Personal loans glossary
- APR. The Annual Percentage Rate (APR) is designed to be a benchmark for consumers, providing an annual summary of the cost of a loan. As well as the interest, the APR also takes into account any compulsory charges – like an “admin” or “set-up” fee (if there is one). However, crucially, lenders only have to award the advertised APR to 51% of those who take out the loan – the other 49% could be offered a different (higher) rate, at the lender’s discretion. That’s why it’s often referred to as the representative APR.
- Capital. Also referred to as the “principal” or “loan amount”, this is the original amount borrowed.
- Default. Defaulting on a loan means failing to make a pre-agreed repayment at the specified time. This will typically result in the borrower being charged a penalty plus damage to the borrower’s credit record.
- Draw down.
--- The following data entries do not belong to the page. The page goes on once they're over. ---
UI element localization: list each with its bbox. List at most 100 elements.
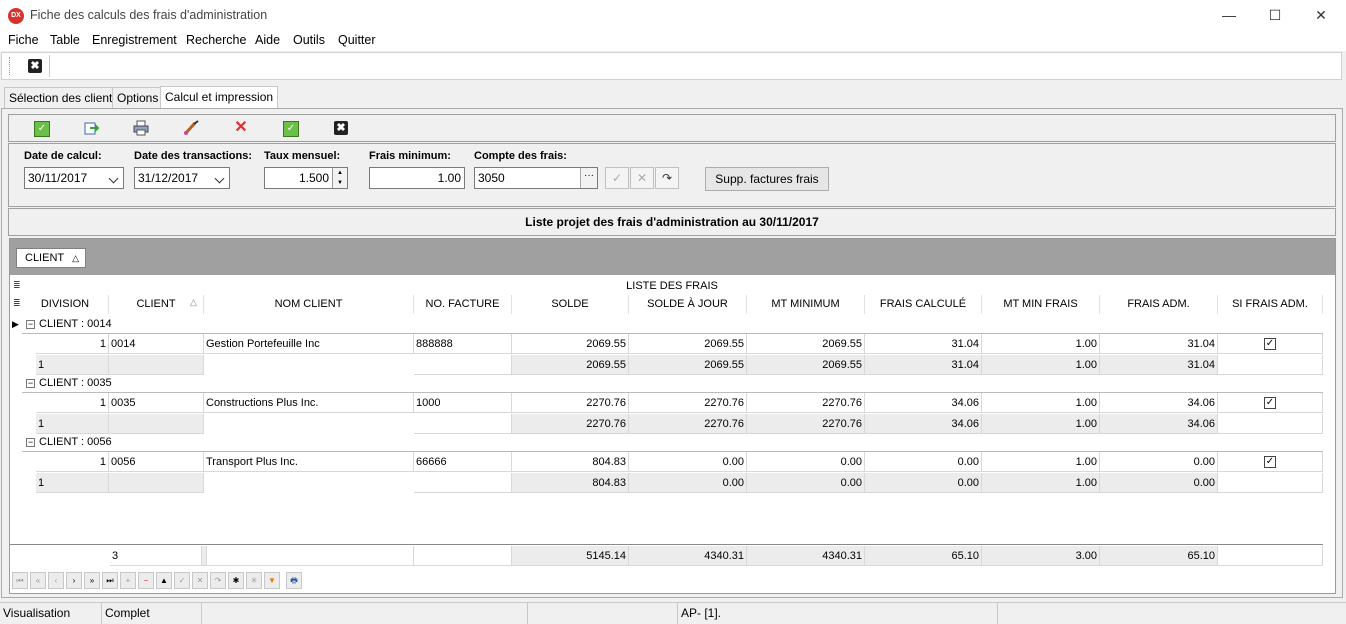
nav-post-icon[interactable]: ✓ <box>174 572 190 589</box>
nav-prior-page-icon[interactable]: « <box>30 572 46 589</box>
group-header-row[interactable]: − CLIENT : 0035 <box>10 374 1323 393</box>
cell-client[interactable]: 0014 <box>109 334 204 354</box>
cell-nom-client[interactable]: Constructions Plus Inc. <box>204 393 414 413</box>
tab-calcul-impression[interactable]: Calcul et impression <box>160 86 279 109</box>
cell-solde-a-jour[interactable]: 2270.76 <box>629 393 747 413</box>
cell-mt-minimum[interactable]: 2069.55 <box>747 334 865 354</box>
validate-icon[interactable]: ✓ <box>34 121 50 137</box>
cell-mt-minimum[interactable]: 2270.76 <box>747 393 865 413</box>
close-icon[interactable]: ✖ <box>334 121 348 135</box>
group-header-row[interactable]: ▶ − CLIENT : 0014 <box>10 315 1323 334</box>
cell-frais-adm[interactable]: 0.00 <box>1100 452 1218 472</box>
cell-solde[interactable]: 2270.76 <box>512 393 629 413</box>
cell-no-facture[interactable]: 888888 <box>414 334 512 354</box>
date-calcul-picker[interactable]: 30/11/2017 <box>24 167 124 189</box>
menu-enregistrement[interactable]: Enregistrement <box>92 33 177 47</box>
cell-frais-adm[interactable]: 31.04 <box>1100 334 1218 354</box>
cell-frais-calcule[interactable]: 0.00 <box>865 452 982 472</box>
cell-division[interactable]: 1 <box>36 334 109 354</box>
cell-solde-a-jour[interactable]: 0.00 <box>629 452 747 472</box>
collapse-icon[interactable]: − <box>26 437 35 447</box>
nav-cancel-icon[interactable]: ✕ <box>192 572 208 589</box>
collapse-icon[interactable]: − <box>26 319 35 329</box>
table-row[interactable]: 1 0035 Constructions Plus Inc. 1000 2270.76 2… <box>36 393 1346 413</box>
cell-mt-min-frais[interactable]: 1.00 <box>982 452 1100 472</box>
taux-mensuel-input[interactable]: 1.500 <box>264 167 348 189</box>
compte-lookup-button[interactable]: ··· <box>580 168 597 188</box>
frais-minimum-input[interactable]: 1.00 <box>369 167 465 189</box>
close-form-icon[interactable]: ✖ <box>28 59 42 73</box>
cell-si-frais-adm[interactable]: ✓ <box>1218 393 1323 413</box>
menu-fiche[interactable]: Fiche <box>8 33 39 47</box>
column-header-no-facture[interactable]: NO. FACTURE <box>414 295 512 314</box>
nav-first-icon[interactable]: ⏮ <box>12 572 28 589</box>
refresh-button[interactable]: ↷ <box>655 167 679 189</box>
nav-next-page-icon[interactable]: » <box>84 572 100 589</box>
nav-refresh-icon[interactable]: ↷ <box>210 572 226 589</box>
checkbox[interactable]: ✓ <box>1264 397 1276 409</box>
cell-client[interactable]: 0035 <box>109 393 204 413</box>
nav-print-icon[interactable]: 🖶 <box>286 572 302 589</box>
minimize-button[interactable]: — <box>1222 7 1236 23</box>
menu-table[interactable]: Table <box>50 33 80 47</box>
cell-solde-a-jour[interactable]: 2069.55 <box>629 334 747 354</box>
nav-filter-custom-icon[interactable]: ✳ <box>246 572 262 589</box>
column-menu-icon[interactable]: ≣ <box>13 298 21 308</box>
cell-solde[interactable]: 804.83 <box>512 452 629 472</box>
supp-factures-frais-button[interactable]: Supp. factures frais <box>705 167 829 191</box>
compte-frais-input[interactable]: 3050 <box>474 167 598 189</box>
column-header-mt-min-frais[interactable]: MT MIN FRAIS <box>982 295 1100 314</box>
cell-nom-client[interactable]: Gestion Portefeuille Inc <box>204 334 414 354</box>
cell-division[interactable]: 1 <box>36 393 109 413</box>
nav-delete-icon[interactable]: − <box>138 572 154 589</box>
cell-si-frais-adm[interactable]: ✓ <box>1218 334 1323 354</box>
tab-selection-clients[interactable]: Sélection des clients <box>4 87 124 108</box>
cell-solde[interactable]: 2069.55 <box>512 334 629 354</box>
tab-options[interactable]: Options <box>112 87 164 108</box>
menu-recherche[interactable]: Recherche <box>186 33 247 47</box>
column-header-nom-client[interactable]: NOM CLIENT <box>204 295 414 314</box>
cell-division[interactable]: 1 <box>36 452 109 472</box>
nav-apply-filter-icon[interactable]: ✱ <box>228 572 244 589</box>
confirm-icon[interactable]: ✓ <box>283 121 299 137</box>
column-header-frais-calcule[interactable]: FRAIS CALCULÉ <box>865 295 982 314</box>
table-row[interactable]: 1 0056 Transport Plus Inc. 66666 804.83 0.00 0… <box>36 452 1346 472</box>
print-icon[interactable] <box>133 120 149 136</box>
close-button[interactable]: ✕ <box>1315 7 1327 23</box>
cell-nom-client[interactable]: Transport Plus Inc. <box>204 452 414 472</box>
edit-brush-icon[interactable] <box>183 120 199 136</box>
menu-outils[interactable]: Outils <box>293 33 325 47</box>
cell-frais-calcule[interactable]: 31.04 <box>865 334 982 354</box>
date-transactions-picker[interactable]: 31/12/2017 <box>134 167 230 189</box>
menu-quitter[interactable]: Quitter <box>338 33 376 47</box>
nav-edit-icon[interactable]: ▲ <box>156 572 172 589</box>
nav-filter-icon[interactable]: ▼ <box>264 572 280 589</box>
nav-prior-icon[interactable]: ‹ <box>48 572 64 589</box>
cell-no-facture[interactable]: 66666 <box>414 452 512 472</box>
column-header-client[interactable]: CLIENT <box>109 295 204 314</box>
cell-mt-minimum[interactable]: 0.00 <box>747 452 865 472</box>
group-chip-client[interactable]: CLIENT △ <box>16 248 86 268</box>
column-header-solde[interactable]: SOLDE <box>512 295 629 314</box>
table-row[interactable]: 1 0014 Gestion Portefeuille Inc 888888 2069.… <box>36 334 1346 354</box>
taux-spinner[interactable]: ▲ ▼ <box>332 168 347 188</box>
group-header-row[interactable]: − CLIENT : 0056 <box>10 433 1323 452</box>
column-header-division[interactable]: DIVISION <box>22 295 109 314</box>
maximize-button[interactable]: ☐ <box>1268 7 1282 23</box>
post-check-button[interactable]: ✓ <box>605 167 629 189</box>
export-icon[interactable] <box>84 120 100 136</box>
cell-frais-adm[interactable]: 34.06 <box>1100 393 1218 413</box>
toolbar-grip[interactable] <box>9 57 11 75</box>
nav-last-icon[interactable]: ⏭ <box>102 572 118 589</box>
column-header-mt-minimum[interactable]: MT MINIMUM <box>747 295 865 314</box>
cell-si-frais-adm[interactable]: ✓ <box>1218 452 1323 472</box>
cell-mt-min-frais[interactable]: 1.00 <box>982 334 1100 354</box>
delete-icon[interactable]: ✕ <box>234 119 248 136</box>
nav-insert-icon[interactable]: + <box>120 572 136 589</box>
column-header-frais-adm[interactable]: FRAIS ADM. <box>1100 295 1218 314</box>
cell-frais-calcule[interactable]: 34.06 <box>865 393 982 413</box>
band-menu-icon[interactable]: ≣ <box>13 280 21 290</box>
checkbox[interactable]: ✓ <box>1264 338 1276 350</box>
collapse-icon[interactable]: − <box>26 378 35 388</box>
column-header-si-frais-adm[interactable]: SI FRAIS ADM. <box>1218 295 1323 314</box>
Drawing down simply refers to the transfer of funds to the borrower at the start of a loan.
- Eligibility criteria. A list of conditions that a borrower must meet in order to be considered for a loan. These vary from lender to lender.
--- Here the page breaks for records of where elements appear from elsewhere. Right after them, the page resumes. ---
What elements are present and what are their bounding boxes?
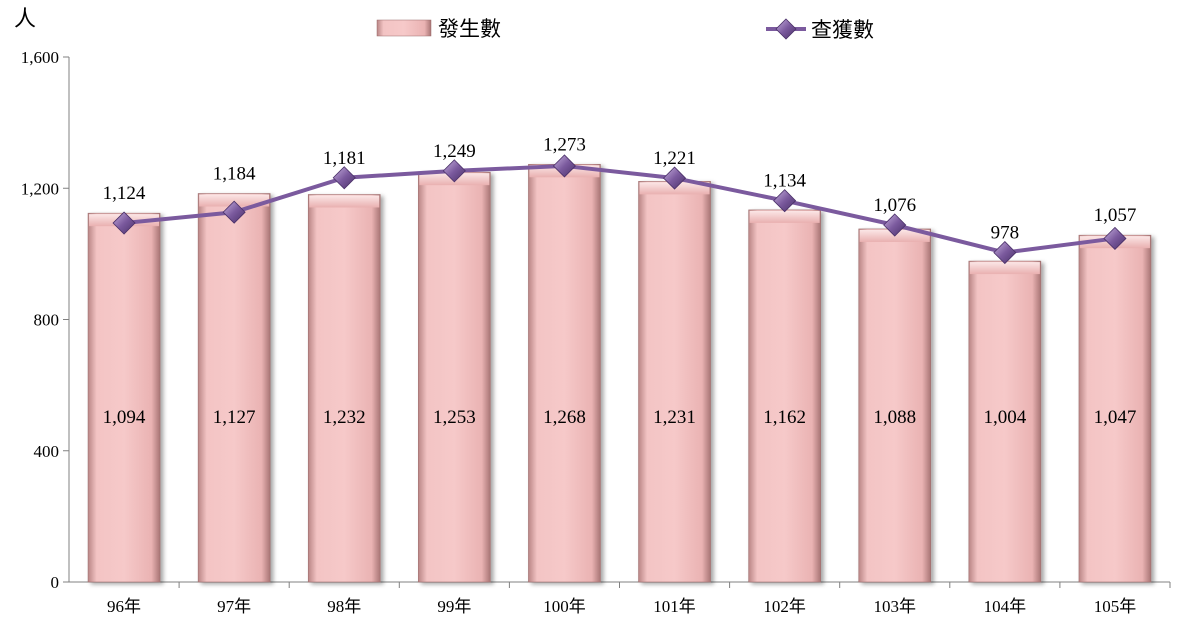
line-value-label: 1,232 — [323, 407, 366, 428]
line-value-label: 1,253 — [433, 407, 476, 428]
bar-body — [528, 163, 601, 583]
bar — [748, 209, 821, 583]
legend-label-line: 查獲數 — [811, 18, 874, 42]
bar-body — [1078, 234, 1152, 583]
line-value-label: 1,047 — [1094, 407, 1137, 428]
line-marker — [332, 166, 356, 190]
line-marker — [662, 166, 687, 190]
line-value-label: 1,088 — [873, 407, 916, 428]
bar-body — [858, 228, 932, 583]
bar-body — [87, 212, 161, 583]
y-tick-label: 1,200 — [21, 179, 59, 198]
line-marker — [442, 159, 466, 183]
bar — [418, 171, 491, 583]
line-value-label: 1,094 — [103, 407, 146, 428]
line-marker — [552, 154, 577, 178]
bar-value-label: 1,181 — [323, 148, 366, 169]
bar-value-label: 1,076 — [873, 195, 916, 216]
bar — [1078, 234, 1152, 583]
bar-body — [748, 209, 821, 583]
bar — [307, 194, 381, 583]
data-labels: 1,124 1,184 1,181 1,249 1,273 1,221 1,134 1,076… — [103, 134, 1137, 428]
bar-body — [197, 193, 271, 583]
bar-value-label: 1,184 — [213, 164, 256, 185]
legend-label-bar: 發生數 — [438, 17, 501, 41]
legend-swatch-bar — [376, 19, 432, 37]
bar-cap — [309, 195, 380, 208]
bar-value-label: 1,273 — [543, 134, 586, 155]
line-value-label: 1,004 — [983, 407, 1026, 428]
y-tick-label: 0 — [51, 573, 60, 592]
line-marker — [883, 213, 907, 237]
bar-cap — [749, 210, 820, 223]
bar — [528, 163, 601, 583]
legend-swatch-marker — [775, 18, 797, 40]
bar-value-label: 1,124 — [103, 183, 146, 204]
x-tick-label: 96年 — [107, 597, 141, 616]
x-axis-ticks: 96年 97年 98年 99年 100年 101年 102年 103年 104年 105年 — [107, 582, 1171, 616]
bar — [858, 228, 932, 583]
x-tick-label: 100年 — [543, 597, 586, 616]
bar-value-label: 1,057 — [1094, 205, 1137, 226]
bar-body — [638, 181, 711, 583]
x-tick-label: 102年 — [763, 597, 806, 616]
x-tick-label: 103年 — [874, 597, 917, 616]
bar-body — [307, 194, 381, 583]
x-tick-label: 105年 — [1094, 597, 1137, 616]
bar — [638, 181, 711, 583]
bar-cap — [199, 194, 270, 207]
bar-body — [968, 260, 1042, 583]
x-tick-label: 104年 — [984, 597, 1027, 616]
bar-body — [418, 171, 491, 583]
bar-value-label: 1,249 — [433, 141, 476, 162]
line-series-path — [123, 163, 1116, 255]
line-marker — [222, 200, 246, 224]
line-marker — [1103, 226, 1127, 251]
x-tick-label: 98年 — [327, 597, 361, 616]
x-tick-label: 97年 — [217, 597, 251, 616]
line-value-label: 1,162 — [763, 407, 806, 428]
y-axis-ticks: 0 400 800 1,200 1,600 — [21, 48, 69, 592]
y-tick-label: 1,600 — [21, 48, 59, 67]
y-tick-label: 800 — [34, 311, 60, 330]
y-axis-unit: 人 — [14, 7, 36, 32]
bar-value-label: 1,134 — [763, 171, 806, 192]
bar-cap — [969, 262, 1040, 275]
legend: 發生數 查獲數 — [376, 17, 874, 42]
bar — [87, 212, 161, 583]
line-value-label: 1,231 — [653, 407, 696, 428]
line-marker — [993, 240, 1017, 265]
bars-layer — [87, 163, 1152, 583]
bar-value-label: 1,221 — [653, 148, 696, 169]
line-marker — [112, 211, 136, 235]
line-value-label: 1,127 — [213, 407, 256, 428]
y-tick-label: 400 — [34, 442, 60, 461]
bar — [197, 193, 271, 583]
x-tick-label: 99年 — [437, 597, 471, 616]
bar — [968, 260, 1042, 583]
x-tick-label: 101年 — [653, 597, 696, 616]
line-marker — [773, 189, 797, 213]
line-value-label: 1,268 — [543, 407, 586, 428]
bar-value-label: 978 — [991, 223, 1020, 244]
line-layer — [112, 154, 1127, 265]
- Fixed rate. A fixed rate will not change for an agreed amount of time, even if market conditions mean that bank interest rates generally are increasing or decreasing. A fixed rate can be a popular option for some borrowers, and it allows them to budget with more certainty – knowing in advance the exact cost of a loan and the exact figure for each instalment.
- Guarantor. An individual who promises to repay a loan in the event that the borrower does not. Typically a friend or relative of the borrower.
- Instalment. A repayment towards an outstanding loan. This will normally consist partly of interest accrued so far, and partly of a proportion of the original sum borrowed.
- Interest rate. The interest rate is a charge for borrowing, and is a percentage of the amount of credit.
- Loan term. The amount of time over which a loan is to be repaid.
- Principal. Also referred to as the “capital” or “loan amount”, this is the original amount borrowed.
- Repayment holiday. An agreed period (normally either one or two months) where the borrower will not make repayments. The debt continues to accrue interest during this period, so taking a repayment holiday will generally increase the total cost of borrowing (and the loan term). Repayment holidays are typically offered to borrowers at the start of a loan, or at a specified frequency – for example one per year.
- Soft search. Before offering you a loan, a lender will run a “hard” search of your credit file, to see if you have a good track record with debt. This will be recorded on your credit file, and has a slight (but usually temporary) adverse effect on your credit score. That’s why it’s not a smart idea to apply for lots of loans in a short space of time. The good news is that most lenders can now run a quick “soft” search before you apply – giving you a strong indication of your chances of getting approved, without affecting your credit score.
- Unsecured. An unsecured loan does not use an asset, such as a property or vehicle, as collateral for the loan.
- Variable rate. A variable rate is the opposite of a fixed rate, and can increase or decrease over time at the lender’s discretion. Typically, variations occur as market conditions generally shift – for example in increase or decrease in the Bank of England base rate.